Publié le 05 avril 2008 par Isabelle Debruys

Je vous vois sous la douche. Je vous vois sur le lit. Mes mains me démangent mais je ne bronche pas. C’est pire qu’en photo, il m’avait prévenue. J’ai le ventre en vrac, je ne peux pas bouger d’un pouce. Je reste là, à regarder, mes pensées déboulent dans un désordre total. Avocat, la maison, faire les cartons. Je repense au tout début, à ma phrase définitive qui l’avait laissé dubitatif. Au fond, je le savais, qu’il le ferait à un moment ou à un autre. Le plus tard possible, me disais-je, et faites que je ne le sache pas.

Il lui touche une épaule, remonte vers sa joue, s’égare distraitement sur son cou. Elle porte une petite chaîne, elle a une jolie peau. Ses cheveux encore mouillés sont en bataille, les draps sont tout froissés. Que va-t-il me dire en rentrant ?

Rien, il ne va rien me dire. Il va sourire en disant « c’est moi ! » d’un air jovial, il va nous servir un verre, soupirer « je suis vanné ! » en se laissant tomber dans le canapé et proposer qu’on commande au Chinois. Ses mains vont toucher mon verre, la bouteille, le bouchon, revenir sur mon verre qu’il va me tendre, effleurer mes doigts même, et moi je vais sourire aussi, prendre le verre et y poser mes lèvres. Sur ces lèvres-là, il va poser les siennes, plus tard, dans le lit, au moment de dormir. Sa main va peut-être effleurer ma hanche, la caresser un instant, puis retomber.

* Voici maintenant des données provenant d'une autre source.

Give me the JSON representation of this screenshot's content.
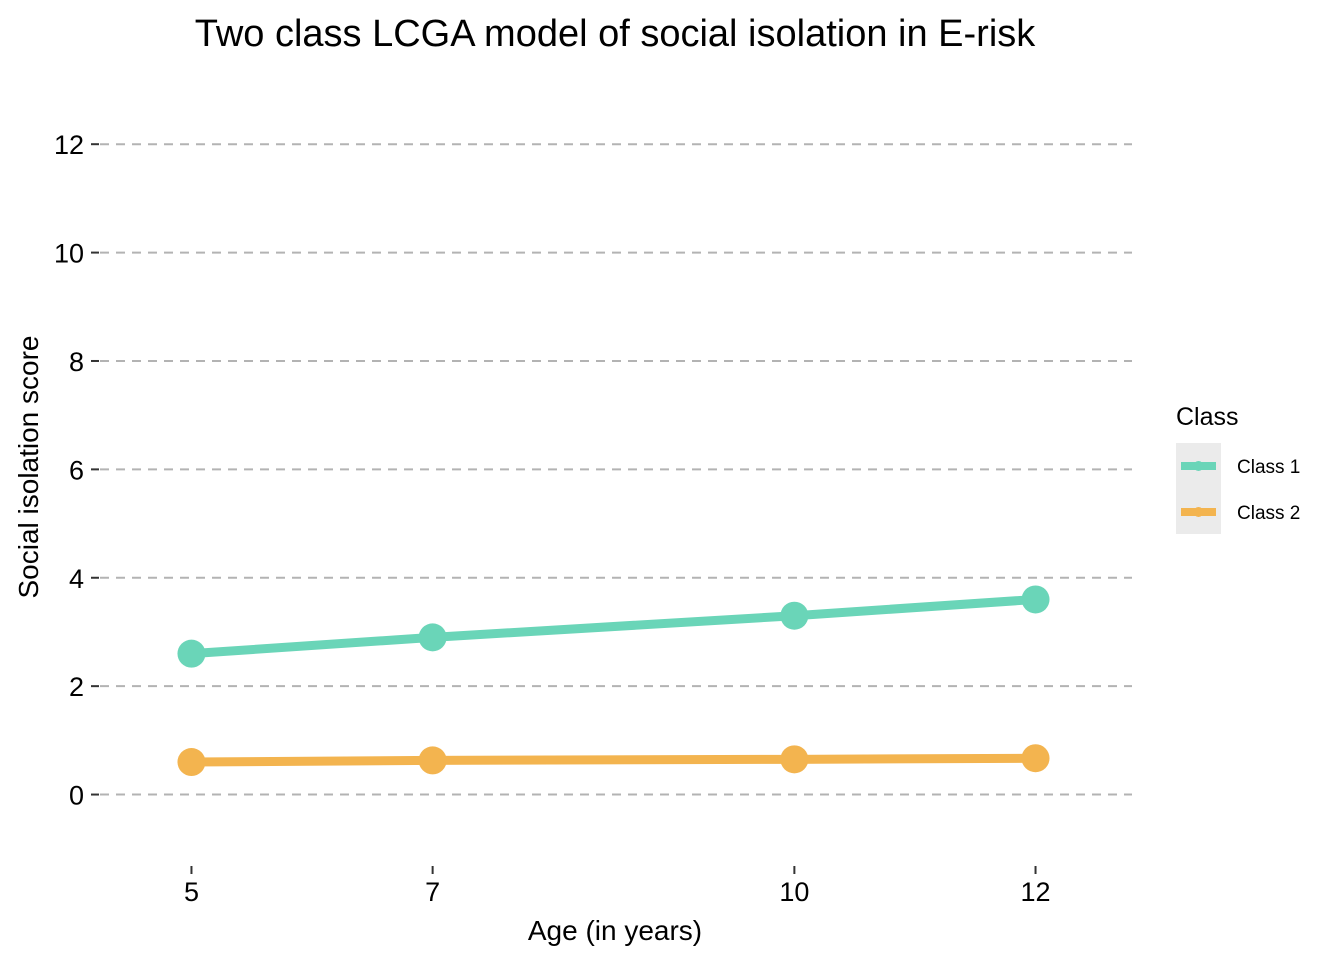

Il est appuyé sur un coude, il lui parle. Peut-être dit-il, d’une voix basse et troublante, qu’il adore prendre des douches avec elle. Il s’ébroue comme un jeune chien. Elle est couchée sur le côté, ses courbes sont belles, elle ressemble à une bouteille parfaite et lisse, comme dans les publicités. Elle tend une main et joue du bout des doigts avec les poils, puis elle se penche et dépose un baiser sur son sexe. Il est tout rond au bout, très beau, le plus beau sexe que j’aie jamais vu, même si je n’en ai pas vu une quantité invraisemblable. Depuis la fac, je me suis assagie. Je l’ai rencontré, très simplement, par des amis communs, et voilà : il n’y avait plus que son sexe à lui, et son sexe à lui me plaisait beaucoup. Je lui disais : « tu es un très bon amant… ». Pas pour le rassurer, je le pensais. Il était attentif à chacun de mes soupirs, de mes mouvements, de mes moindres cris.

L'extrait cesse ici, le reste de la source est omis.